As I recall, 8051 has an 8x8=16-bit multiplier, so it might be feasible to implement a lag-n multiply-with-carry generator. The advantage of this technique is that if you can find a suitable safe prime, you can get a very long period with very little arithmetic.
Unfortunately, there don't seem to be an awful lot of safe-prime options with a multiplier that is only eight bits, and I fear the short multiplier may result in some weaknesses that don't normally show up with MWC.

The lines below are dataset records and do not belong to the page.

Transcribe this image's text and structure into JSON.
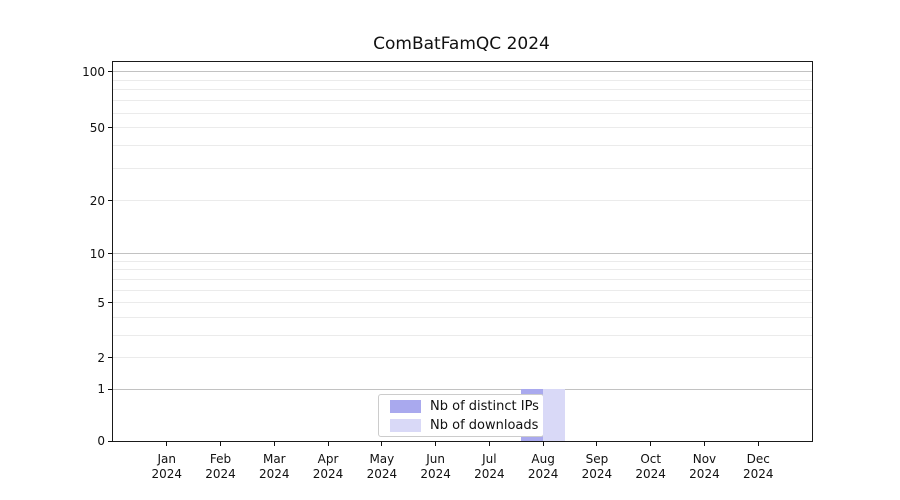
{
  "chart_data": {
    "type": "bar",
    "title": "ComBatFamQC 2024",
    "x_axis": {
      "months": [
        "Jan",
        "Feb",
        "Mar",
        "Apr",
        "May",
        "Jun",
        "Jul",
        "Aug",
        "Sep",
        "Oct",
        "Nov",
        "Dec"
      ],
      "year": "2024"
    },
    "y_axis": {
      "labeled_ticks": [
        0,
        1,
        2,
        5,
        10,
        20,
        50,
        100
      ],
      "major_gridlines": [
        1,
        10,
        100
      ],
      "minor_gridlines": [
        2,
        3,
        4,
        5,
        6,
        7,
        8,
        9,
        20,
        30,
        40,
        50,
        60,
        70,
        80,
        90
      ],
      "scale": "log-like (log10(1+x))",
      "ylim": [
        0,
        112
      ]
    },
    "series": [
      {
        "name": "Nb of distinct IPs",
        "color": "#a9a9ee",
        "values": [
          0,
          0,
          0,
          0,
          0,
          0,
          0,
          1,
          0,
          0,
          0,
          0
        ]
      },
      {
        "name": "Nb of downloads",
        "color": "#d9d9f7",
        "values": [
          0,
          0,
          0,
          0,
          0,
          0,
          0,
          1,
          0,
          0,
          0,
          0
        ]
      }
    ],
    "legend": {
      "position": "bottom-center",
      "entries": [
        "Nb of distinct IPs",
        "Nb of downloads"
      ]
    },
    "grid": "on",
    "xlabel": "",
    "ylabel": ""
  }
}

I just knocked this together, and while I'm not 100% certain it implements MWC correctly, it actually passes a surprising number of dieharder tests:
#define STATE_BYTES 7
#define MULT 0x13B /* for STATE_BYTES==6 only */
#define MULT_LO (MULT & 255)
#define MULT_HI (MULT & 256)
uint8_t rand8(void)
{
static uint8_t state[STATE_BYTES] =
{ 0x87, 0xdd, 0xdc, 0x10, 0x35, 0xbc, 0x5c };
static uint16_t c = 0x42;
static int i = 0;
uint16_t t;
uint8_t x;
x = state[i];
t = (uint16_t)x * MULT_LO + c;
c = t >> 8;
#if MULT_HI
c += x;
#endif
x = t & 255;
state[i] = x;
if (++i >= sizeof(state))
i = 0;
return x;
}
As you can see, the multiplier is actually nine bits, but we use a shift-and-add to implement that last bit which the hardware multiplier can't manage.
On further testing, I've found a suitable safe prime of 89 bits which does pass almost all of dieharder. Change these lines:
#define STATE_BYTES 10
#define MULT 0x153 /* for STATE_BYTES==10 only */
and I used this seed for testing:
static uint8_t state[STATE_BYTES] =
{ 0x87, 0xdd, 0xdc, 0x10, 0x35, 0xbc, 0x5c, 0xb6, 0xca, 0x0a, };
static uint16_t c = 0x42;
The seed is just some bits from /dev/random, and you're free to choose your own. However, increasing the state size is basically cheating, because it allows the quality of the seed to play a greater role in the success or failure in randomness tests. It may be that bad seeds could result in not-very-random results.